Many people are busy filing their taxes for income earned in 2018. It can be a painful process. It’s not just that it’s hard to give up money that one thought one had earned. The rules are so complex that even those of us with advanced degrees in economics aren’t always sure which way is up. The new tax law enacted in 2017 helped a little, in this regard at least, by expanding the standard deduction and so reducing the number of people for whom itemizing deductions makes sense (although many of its other provisions – especially those for businesses – added to the complexity).
One way to simplify matters would be to enact a value-added tax (VAT). But before we get to tax reform, we have to give a shout out to our colleague William Gale’s new book, Fiscal Therapy.
Fiscal therapist: Bill Gale
Gale addresses the need to reduce the national debt, and to invest more in the future. The four chapters on taxes are as clear and concise an explanation you will find anywhere on how the system works now and what we need to do.
Gale proposes raising taxes on high-income households; eliminating or curtailing many deductions and preferences such as the mortgage interest deduction and lower capital gains tax; reversing some of the 2017 rate cuts; and converting the estate tax into an inheritance tax. He calls for more resources for the IRS so they can collect some of the roughly half a trillion dollars in taxes that are owed, but not paid. He also suggests raising the corporate rate to 25 percent but allowing full expensing of business investment along with making interest nondeductible. Expensing of purchases of plant and equipment would directly encourage something we want (more investment) and not something we already have (profits on previous investments). Gale also calls for a tax on carbon to combat climate change and a VAT (the equivalent of a national sales tax).
Time for a Value Added Tax
This last idea is especially worthy in our view (see Sawhill’s book, The Forgotten Americans). First, it would raise a lot of revenue in a transparent, simple fashion. It could, if desired, replace the income tax for everyone earning less than a six-figure income. April 15 for the 125 million taxpayers in this category would then, to quote Columbia law professor Michael Graetz, become “just another spring day.” It would reduce the anxiety of most middle-class families caused by the uncertainty of how much tax they will owe, and perhaps their fear that they are missing out on some deduction that other people are getting.

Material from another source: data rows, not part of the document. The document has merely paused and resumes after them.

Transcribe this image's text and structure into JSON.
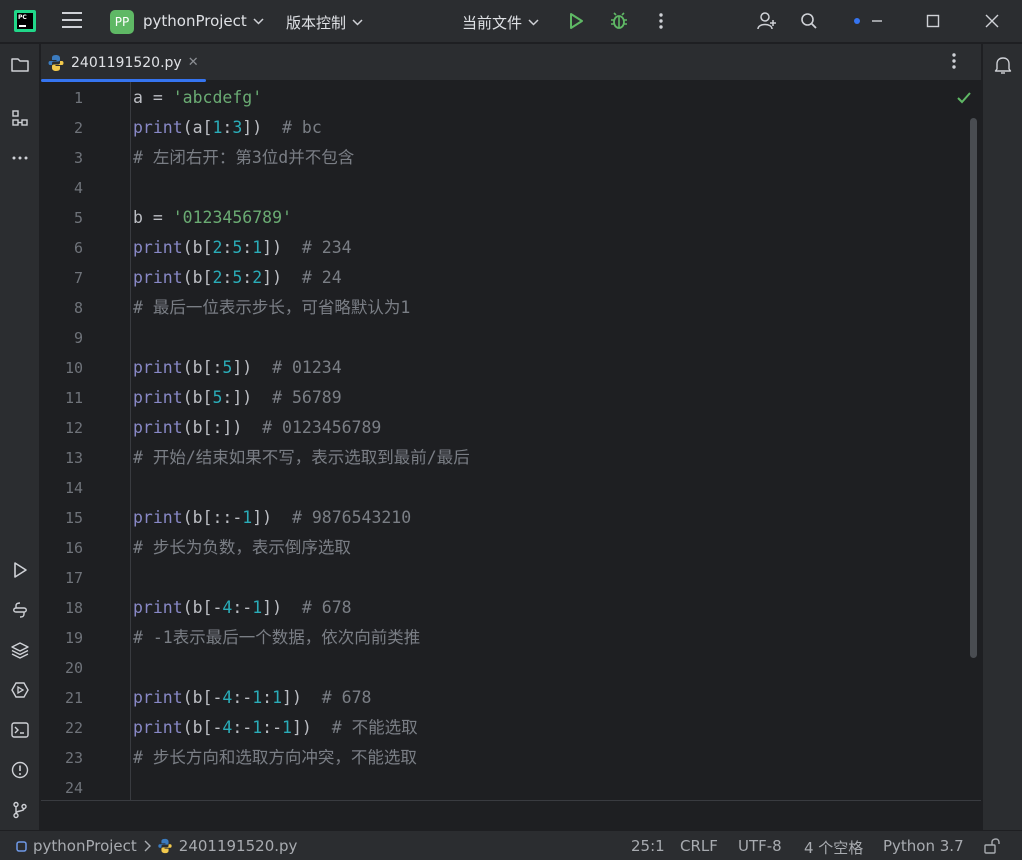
{
  "titlebar": {
    "logo_text": "PC",
    "project_badge": "PP",
    "project_name": "pythonProject",
    "vcs_label": "版本控制",
    "run_config": "当前文件"
  },
  "tab": {
    "label": "2401191520.py"
  },
  "editor": {
    "lines": [
      {
        "n": "1"
      },
      {
        "n": "2"
      },
      {
        "n": "3"
      },
      {
        "n": "4"
      },
      {
        "n": "5"
      },
      {
        "n": "6"
      },
      {
        "n": "7"
      },
      {
        "n": "8"
      },
      {
        "n": "9"
      },
      {
        "n": "10"
      },
      {
        "n": "11"
      },
      {
        "n": "12"
      },
      {
        "n": "13"
      },
      {
        "n": "14"
      },
      {
        "n": "15"
      },
      {
        "n": "16"
      },
      {
        "n": "17"
      },
      {
        "n": "18"
      },
      {
        "n": "19"
      },
      {
        "n": "20"
      },
      {
        "n": "21"
      },
      {
        "n": "22"
      },
      {
        "n": "23"
      },
      {
        "n": "24"
      }
    ],
    "code": [
      [
        [
          "",
          "a = "
        ],
        [
          "str",
          "'abcdefg'"
        ]
      ],
      [
        [
          "kw",
          "print"
        ],
        [
          "",
          "(a["
        ],
        [
          "num",
          "1"
        ],
        [
          "",
          ":"
        ],
        [
          "num",
          "3"
        ],
        [
          "",
          "])  "
        ],
        [
          "cmt",
          "# bc"
        ]
      ],
      [
        [
          "cmt",
          "# 左闭右开：第3位d并不包含"
        ]
      ],
      [],
      [
        [
          "",
          "b = "
        ],
        [
          "str",
          "'0123456789'"
        ]
      ],
      [
        [
          "kw",
          "print"
        ],
        [
          "",
          "(b["
        ],
        [
          "num",
          "2"
        ],
        [
          "",
          ":"
        ],
        [
          "num",
          "5"
        ],
        [
          "",
          ":"
        ],
        [
          "num",
          "1"
        ],
        [
          "",
          "])  "
        ],
        [
          "cmt",
          "# 234"
        ]
      ],
      [
        [
          "kw",
          "print"
        ],
        [
          "",
          "(b["
        ],
        [
          "num",
          "2"
        ],
        [
          "",
          ":"
        ],
        [
          "num",
          "5"
        ],
        [
          "",
          ":"
        ],
        [
          "num",
          "2"
        ],
        [
          "",
          "])  "
        ],
        [
          "cmt",
          "# 24"
        ]
      ],
      [
        [
          "cmt",
          "# 最后一位表示步长，可省略默认为1"
        ]
      ],
      [],
      [
        [
          "kw",
          "print"
        ],
        [
          "",
          "(b[:"
        ],
        [
          "num",
          "5"
        ],
        [
          "",
          "])  "
        ],
        [
          "cmt",
          "# 01234"
        ]
      ],
      [
        [
          "kw",
          "print"
        ],
        [
          "",
          "(b["
        ],
        [
          "num",
          "5"
        ],
        [
          "",
          ":])  "
        ],
        [
          "cmt",
          "# 56789"
        ]
      ],
      [
        [
          "kw",
          "print"
        ],
        [
          "",
          "(b[:])  "
        ],
        [
          "cmt",
          "# 0123456789"
        ]
      ],
      [
        [
          "cmt",
          "# 开始/结束如果不写，表示选取到最前/最后"
        ]
      ],
      [],
      [
        [
          "kw",
          "print"
        ],
        [
          "",
          "(b[::-"
        ],
        [
          "num",
          "1"
        ],
        [
          "",
          "])  "
        ],
        [
          "cmt",
          "# 9876543210"
        ]
      ],
      [
        [
          "cmt",
          "# 步长为负数，表示倒序选取"
        ]
      ],
      [],
      [
        [
          "kw",
          "print"
        ],
        [
          "",
          "(b[-"
        ],
        [
          "num",
          "4"
        ],
        [
          "",
          ":-"
        ],
        [
          "num",
          "1"
        ],
        [
          "",
          "])  "
        ],
        [
          "cmt",
          "# 678"
        ]
      ],
      [
        [
          "cmt",
          "# -1表示最后一个数据，依次向前类推"
        ]
      ],
      [],
      [
        [
          "kw",
          "print"
        ],
        [
          "",
          "(b[-"
        ],
        [
          "num",
          "4"
        ],
        [
          "",
          ":-"
        ],
        [
          "num",
          "1"
        ],
        [
          "",
          ":"
        ],
        [
          "num",
          "1"
        ],
        [
          "",
          "])  "
        ],
        [
          "cmt",
          "# 678"
        ]
      ],
      [
        [
          "kw",
          "print"
        ],
        [
          "",
          "(b[-"
        ],
        [
          "num",
          "4"
        ],
        [
          "",
          ":-"
        ],
        [
          "num",
          "1"
        ],
        [
          "",
          ":-"
        ],
        [
          "num",
          "1"
        ],
        [
          "",
          "])  "
        ],
        [
          "cmt",
          "# 不能选取"
        ]
      ],
      [
        [
          "cmt",
          "# 步长方向和选取方向冲突，不能选取"
        ]
      ],
      []
    ]
  },
  "statusbar": {
    "project": "pythonProject",
    "file": "2401191520.py",
    "position": "25:1",
    "line_sep": "CRLF",
    "encoding": "UTF-8",
    "indent": "4 个空格",
    "interpreter": "Python 3.7"
  },
  "icons": {
    "left_strip_top": [
      "folder-icon",
      "structure-icon",
      "more-icon"
    ],
    "left_strip_bottom": [
      "run-icon",
      "python-console-icon",
      "layers-icon",
      "services-icon",
      "terminal-icon",
      "problems-icon",
      "git-icon"
    ],
    "right_strip": [
      "notifications-icon"
    ]
  },
  "colors": {
    "accent": "#3574f0",
    "keyword": "#8888c6",
    "string": "#6aab73",
    "number": "#2aacb8",
    "comment": "#7a7e85",
    "run_green": "#5fb865"
  }
}
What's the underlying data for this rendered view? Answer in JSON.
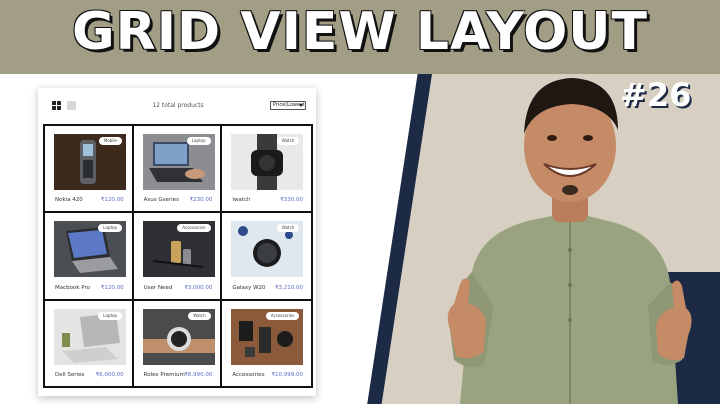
{
  "banner": {
    "title": "GRID VIEW LAYOUT",
    "episode": "#26"
  },
  "colors": {
    "banner_bg": "#a29e85",
    "navy": "#1d2a45",
    "beige": "#d7cfc1",
    "price": "#5b6bc7",
    "shirt": "#9aa37f"
  },
  "app": {
    "toolbar": {
      "grid_view_icon": "grid-icon",
      "list_view_icon": "list-icon",
      "total_products": "12 total products",
      "sort_value": "Price(Lowest)"
    },
    "products": [
      {
        "name": "Nokia 420",
        "price": "₹120.00",
        "tag": "Mobile",
        "icon": "phone"
      },
      {
        "name": "Asus Gseries",
        "price": "₹230.00",
        "tag": "Laptop",
        "icon": "laptop"
      },
      {
        "name": "Iwatch",
        "price": "₹330.00",
        "tag": "Watch",
        "icon": "watch"
      },
      {
        "name": "Macbook Pro",
        "price": "₹120.00",
        "tag": "Laptop",
        "icon": "laptop"
      },
      {
        "name": "User Need",
        "price": "₹3,000.00",
        "tag": "Accessories",
        "icon": "accessory"
      },
      {
        "name": "Galaxy W20",
        "price": "₹3,210.00",
        "tag": "Watch",
        "icon": "watch"
      },
      {
        "name": "Dell Series",
        "price": "₹6,000.00",
        "tag": "Laptop",
        "icon": "laptop"
      },
      {
        "name": "Rolex Premium",
        "price": "₹6,990.00",
        "tag": "Watch",
        "icon": "watch"
      },
      {
        "name": "Accessories",
        "price": "₹10,999.00",
        "tag": "Accessories",
        "icon": "accessory"
      }
    ]
  }
}
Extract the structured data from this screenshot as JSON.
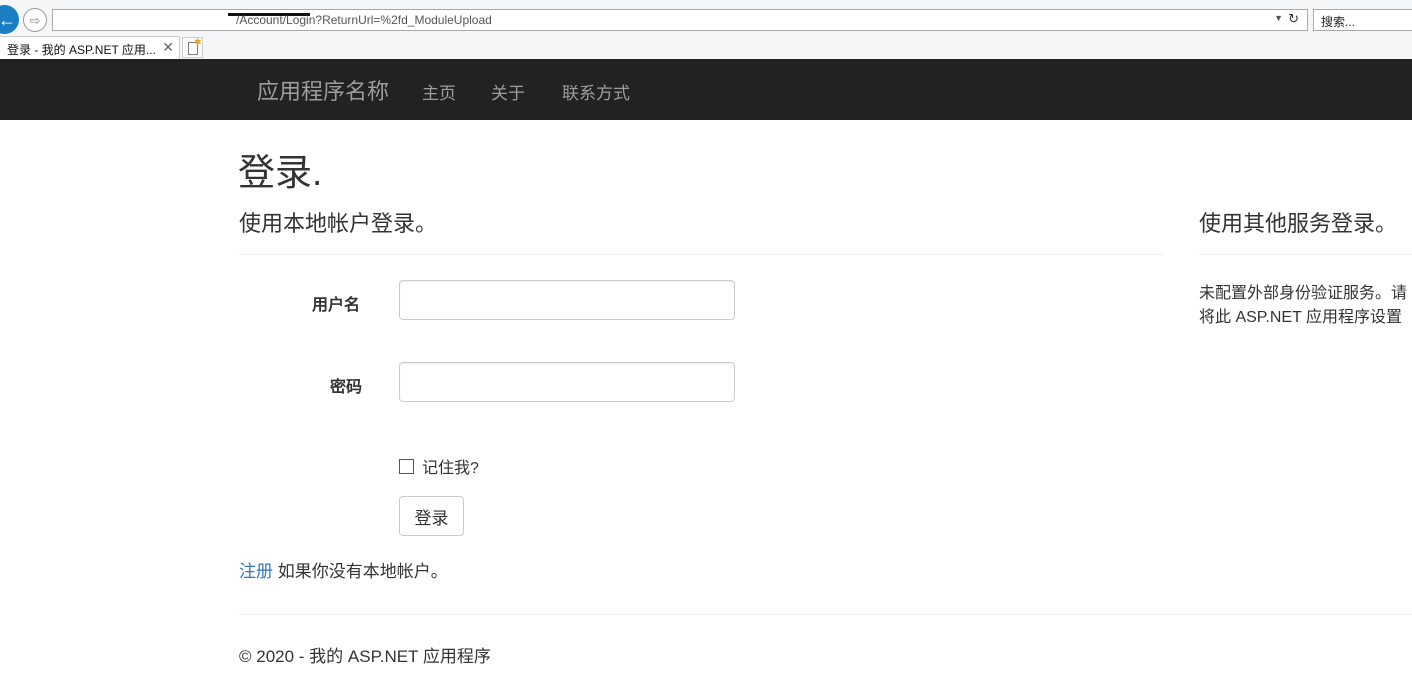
{
  "browser": {
    "address_url": "/Account/Login?ReturnUrl=%2fd_ModuleUpload",
    "search_placeholder": "搜索...",
    "tab_title": "登录 - 我的 ASP.NET 应用...",
    "back_icon": "arrow-left-icon",
    "forward_icon": "arrow-right-icon",
    "refresh_icon": "refresh-icon",
    "accent_color": "#1b7dc2"
  },
  "navbar": {
    "brand": "应用程序名称",
    "links": [
      "主页",
      "关于",
      "联系方式"
    ],
    "background": "#222222",
    "link_color": "#9d9d9d"
  },
  "main": {
    "title": "登录.",
    "local_heading": "使用本地帐户登录。",
    "username_label": "用户名",
    "username_value": "",
    "password_label": "密码",
    "password_value": "",
    "remember_label": "记住我?",
    "remember_checked": false,
    "submit_label": "登录",
    "register_link": "注册",
    "register_text": " 如果你没有本地帐户。",
    "link_color": "#337ab7"
  },
  "external": {
    "heading": "使用其他服务登录。",
    "message_line1": "未配置外部身份验证服务。请",
    "message_line2": "将此 ASP.NET 应用程序设置"
  },
  "footer": {
    "text": "© 2020 - 我的 ASP.NET 应用程序"
  }
}
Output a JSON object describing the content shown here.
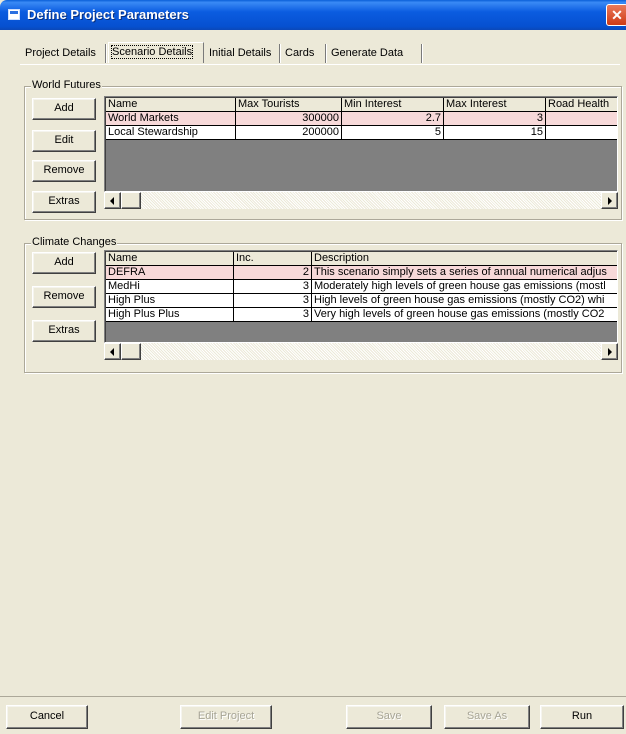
{
  "window": {
    "title": "Define Project Parameters",
    "close_glyph": "✕"
  },
  "tabs": [
    {
      "label": "Project Details"
    },
    {
      "label": "Scenario Details"
    },
    {
      "label": "Initial Details"
    },
    {
      "label": "Cards"
    },
    {
      "label": "Generate Data"
    }
  ],
  "active_tab": "Scenario Details",
  "world_futures": {
    "title": "World Futures",
    "buttons": {
      "add": "Add",
      "edit": "Edit",
      "remove": "Remove",
      "extras": "Extras"
    },
    "columns": [
      "Name",
      "Max Tourists",
      "Min Interest",
      "Max Interest",
      "Road Health"
    ],
    "rows": [
      {
        "name": "World Markets",
        "max_tourists": "300000",
        "min_interest": "2.7",
        "max_interest": "3",
        "road_health": ""
      },
      {
        "name": "Local Stewardship",
        "max_tourists": "200000",
        "min_interest": "5",
        "max_interest": "15",
        "road_health": ""
      }
    ]
  },
  "climate_changes": {
    "title": "Climate Changes",
    "buttons": {
      "add": "Add",
      "remove": "Remove",
      "extras": "Extras"
    },
    "columns": [
      "Name",
      "Inc.",
      "Description"
    ],
    "rows": [
      {
        "name": "DEFRA",
        "inc": "2",
        "description": "This scenario simply sets a series of annual numerical adjus"
      },
      {
        "name": "MedHi",
        "inc": "3",
        "description": "Moderately high levels of green house gas emissions (mostl"
      },
      {
        "name": "High Plus",
        "inc": "3",
        "description": "High levels of green house gas emissions (mostly CO2) whi"
      },
      {
        "name": "High Plus Plus",
        "inc": "3",
        "description": "Very high levels of green house gas emissions (mostly CO2"
      }
    ]
  },
  "footer": {
    "cancel": "Cancel",
    "edit_project": "Edit Project",
    "save": "Save",
    "save_as": "Save As",
    "run": "Run"
  },
  "colors": {
    "selected_row": "#f7d9d9",
    "titlebar": "#0b5ce0",
    "face": "#ece9d8"
  }
}
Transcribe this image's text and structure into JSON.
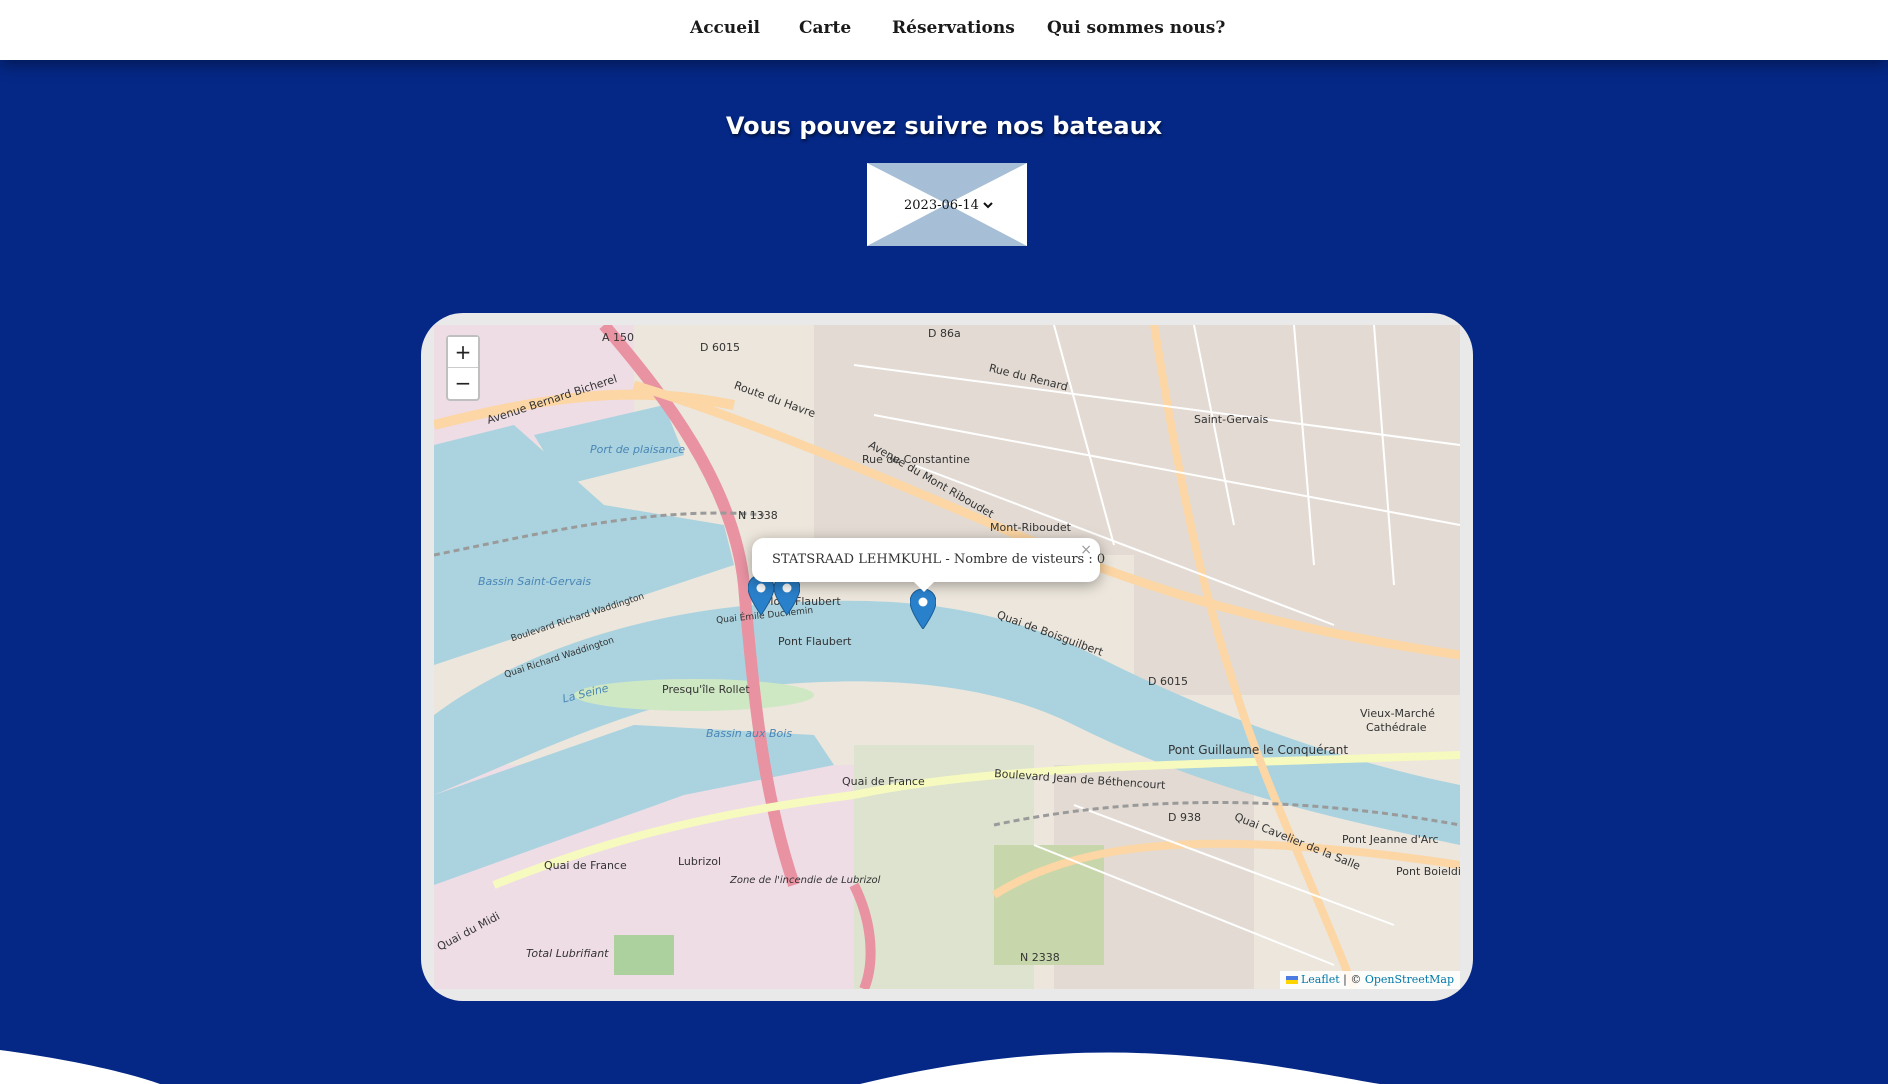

Second, we know a VAT works. Why? Because every other OECD country has one.
Third, it would be more efficient and more growth-oriented than the income tax, encouraging saving among today’s young adults who are putting aside less of their income than previous generations.
Finally, it could be border adjusted, potentially making American goods more competitive in global markets.
Making a VAT fair
But would a VAT be fair? The answer is that it can be, if:
- we retain an income tax for the most affluent (people earning more than $100,000, for example)
- the reformed law includes exemptions for certain necessities, such as groceries, rent, and medical care (although as Gale notes, this undermines the tax’s yield); and
- we use some of the revenues to compensate lower-income households for the higher prices everyone would have to pay.
Gale wants to use most of the revenues to reduce deficits, a worthy goal for sure, but one that conflicts with trading it off against lower income taxes and so making it more politically attractive. This brings us to the biggest issue of all: could a VAT ever be enacted? Granted, that’s the hard part. Larry Summers said it best: “Liberals think it’s regressive and conservatives think it’s a money machine.” He went on to suggest we would get a VAT when liberals realize it is a money machine and conservatives realize that it is regressive.
It’s worth noting in this context that many Republicans have embraced a value-added tax. It’s just that they call it something different. Senator Ted Cruz, for example, called it a business transfer tax during the 2016 debates and a number of Republicans advocated a “cash flow tax” — a variation of a VAT — in the debates leading up to enactment of the 2017 law. On the left, many Democrats have no problem with regressive taxes so long as the benefits they provide are progressive. Social Security payroll taxes are a case in point. Surveys and focus groups suggest that many Americans support flat taxes, and a VAT is a first-cousin of a flat tax.
The important point is that labels and messages matter. Imagine a 2020 presidential candidate saying, “I promise that if I am elected, I will eliminate your income taxes if you make less than $100,000 a year.”
Admittedly, prices would be higher under a VAT. But as behavioral research has shown, context matters. You might pay a little more for a new TV, a cell phone, or a living room chair, but you are getting something you want in return. That’s a subjectively different experience than getting a W-2 in the mail, showing how much of your hard-earned money has gone to the government with nothing very tangible to show for it – a perception heightened by growing distrust in government. Instead, all you are getting on April 15 is a variety of headaches and worries, depending on your circumstances. Should you itemize? If so, can you find all the documents you will need and figure out how much you owe? Did you end up paying more than you should have? Did you get a refund?